Amit Singh, senior director of capital markets; Neal Masia, assistant treasurer and VP; John Croke, senior manager of pensions; Renje Kuo, manager of capital markets; and Colum Lane, director of pension investments
The defined-benefit (DB) pension plan is beginning to play a bigger role in liquidity forecasting and planning at $67 billion Pfizer. The financial crisis and slide in interest rates created volatility in the funded status of many DB plans. Pfizer’s plan was fully funded in 2006, but fell to 81% funded by 2011. While the company has made cash contributions to the plan to shore up the assets and while asset valuations have rebounded, these pluses have largely been offset by a sharp rise in pension liabilities resulting from lower discount rates.

Pfizer recently decided to move from a DB plan to an enhanced savings plan, which will be completed by 2018. Until then, it needed a sophisticated, reliable model to support planning for pension liquidity and its earnings-per-share impact. The pension world is full of predictive models, but Pfizer wanted something more integrated and customized, so it built its own better mousetrap at a cost of over 500 man-hours.

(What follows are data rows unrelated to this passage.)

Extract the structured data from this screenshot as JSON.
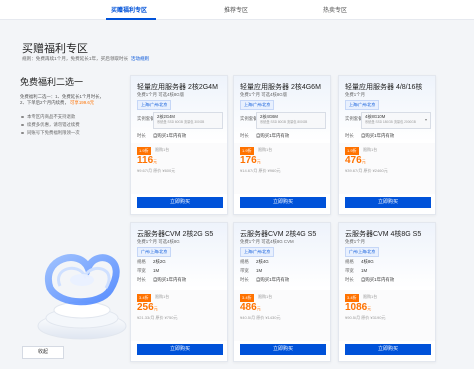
{
  "tabs": [
    {
      "label": "买赠福利专区",
      "active": true
    },
    {
      "label": "推荐专区",
      "active": false
    },
    {
      "label": "热卖专区",
      "active": false
    }
  ],
  "page_title": "买赠福利专区",
  "rule": {
    "prefix": "规则：",
    "text": "免费再续1个月，免费延长1年，买后领取时长",
    "link": "活动规则"
  },
  "left": {
    "title": "免费福利二选一",
    "desc_1": "免费福利二选一：1、免费延长1个月时长，",
    "desc_2": "2、下单后2个月内续费，",
    "desc_hl": "可享199.6元",
    "notes": [
      "本专区内商品不支持退款",
      "续费多优惠，请勿错过续费",
      "同账号下免费福利限领一次"
    ]
  },
  "collapse_label": "收起",
  "cards": [
    {
      "title": "轻量应用服务器 2核2G4M",
      "sub": "免费1个月 可选4核8G版",
      "region": "上海/广州/北京",
      "rows": [
        {
          "label": "配置",
          "value": "2核2G4M"
        },
        {
          "label": "时长",
          "value": "自购买1年内有效"
        }
      ],
      "box_label": "实例套餐",
      "box_main": "2核2G4M",
      "box_tiny": "系统盘 SSD 60GB 流量包 300GB",
      "discount": "1.9折",
      "discount_note": "限购1台",
      "price": "116",
      "price_unit": "元",
      "orig": "¥9.67/月 原价 ¥600元"
    },
    {
      "title": "轻量应用服务器 2核4G6M",
      "sub": "免费1个月 可选4核8G版",
      "region": "上海/广州/北京",
      "rows": [
        {
          "label": "配置",
          "value": "2核4G6M"
        },
        {
          "label": "时长",
          "value": "自购买1年内有效"
        }
      ],
      "box_label": "实例套餐",
      "box_main": "2核4G6M",
      "box_tiny": "系统盘 SSD 80GB 流量包 800GB",
      "discount": "1.9折",
      "discount_note": "限购1台",
      "price": "176",
      "price_unit": "元",
      "orig": "¥14.67/月 原价 ¥960元"
    },
    {
      "title": "轻量应用服务器 4/8/16核",
      "sub": "免费1个月",
      "region": "上海/广州/北京",
      "rows": [
        {
          "label": "时长",
          "value": "自购买1年内有效"
        }
      ],
      "box_label": "实例套餐",
      "box_main": "4核8G10M",
      "box_tiny": "系统盘 SSD 180GB 流量包 2000GB",
      "discount": "1.9折",
      "discount_note": "限购1台",
      "price": "476",
      "price_unit": "元",
      "orig": "¥39.67/月 原价 ¥2460元"
    },
    {
      "title": "云服务器CVM 2核2G S5",
      "sub": "免费1个月 可选4核8G",
      "region": "广州/上海/北京",
      "rows": [
        {
          "label": "规格",
          "value": "2核2G"
        },
        {
          "label": "带宽",
          "value": "1M"
        },
        {
          "label": "时长",
          "value": "自购买1年内有效"
        }
      ],
      "discount": "3.4折",
      "discount_note": "限购1台",
      "price": "256",
      "price_unit": "元",
      "orig": "¥21.33/月 原价 ¥750元"
    },
    {
      "title": "云服务器CVM 2核4G S5",
      "sub": "免费1个月 可选4核8G CVM",
      "region": "上海/广州/北京",
      "rows": [
        {
          "label": "规格",
          "value": "2核4G"
        },
        {
          "label": "带宽",
          "value": "1M"
        },
        {
          "label": "时长",
          "value": "自购买1年内有效"
        }
      ],
      "discount": "3.4折",
      "discount_note": "限购1台",
      "price": "486",
      "price_unit": "元",
      "orig": "¥40.5/月 原价 ¥1430元"
    },
    {
      "title": "云服务器CVM 4核8G S5",
      "sub": "免费1个月",
      "region": "广州/上海/北京",
      "rows": [
        {
          "label": "规格",
          "value": "4核8G"
        },
        {
          "label": "带宽",
          "value": "1M"
        },
        {
          "label": "时长",
          "value": "自购买1年内有效"
        }
      ],
      "discount": "3.4折",
      "discount_note": "限购1台",
      "price": "1086",
      "price_unit": "元",
      "orig": "¥90.5/月 原价 ¥3190元"
    }
  ],
  "buy_label": "立即购买"
}
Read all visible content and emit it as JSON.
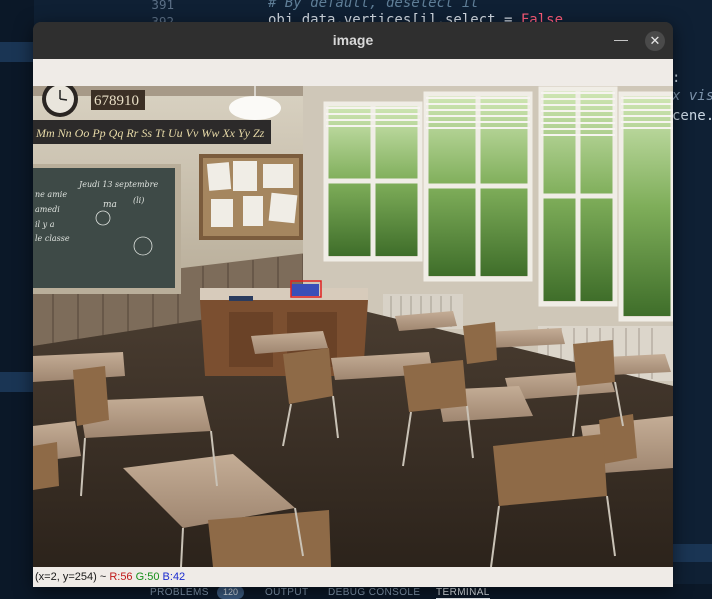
{
  "editor": {
    "line_numbers": [
      "391",
      "392"
    ],
    "comment_text": "# By default, deselect it",
    "code_line_prefix": "obj_data.vertices[i].select = ",
    "code_line_keyword": "False",
    "right_fragments": [
      ":",
      "x vis",
      "cene."
    ],
    "panel_tabs": [
      "PROBLEMS",
      "OUTPUT",
      "DEBUG CONSOLE",
      "TERMINAL"
    ],
    "problems_count": "120"
  },
  "window": {
    "title": "image",
    "minimize_icon": "minimize-icon",
    "close_icon": "close-icon"
  },
  "scene": {
    "alphabet_strip": "Mm Nn Oo Pp Qq Rr Ss Tt Uu Vv Ww Xx Yy Zz",
    "clock_digits": "678910",
    "chalkboard_lines": [
      "Jeudi 13 septembre",
      "ne amie",
      "amedi",
      "il y a",
      "le classe"
    ],
    "chalkboard_marks": [
      "ma",
      "(li)"
    ]
  },
  "status": {
    "coords": "(x=2, y=254) ~",
    "r": "R:56",
    "g": "G:50",
    "b": "B:42"
  }
}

 Pfizer developed the pension liquidity model over several years and implemented it in the second quarter. The model does not produce a single forecast, but instead simulates thousands of equally likely future scenarios with confidence ranges around the scenarios, explains Amit Singh, senior director of capital markets.  One big challenge is forecasting interest rates. “Due to their mean-reverting and stochastic nature, interest rates are difficult to simulate,” Singh notes. Pfizer chose the Hull-White method to calibrate to current market expectations for interest rates because it is forward-looking instead of historical, unlike most interest-rate models, he says.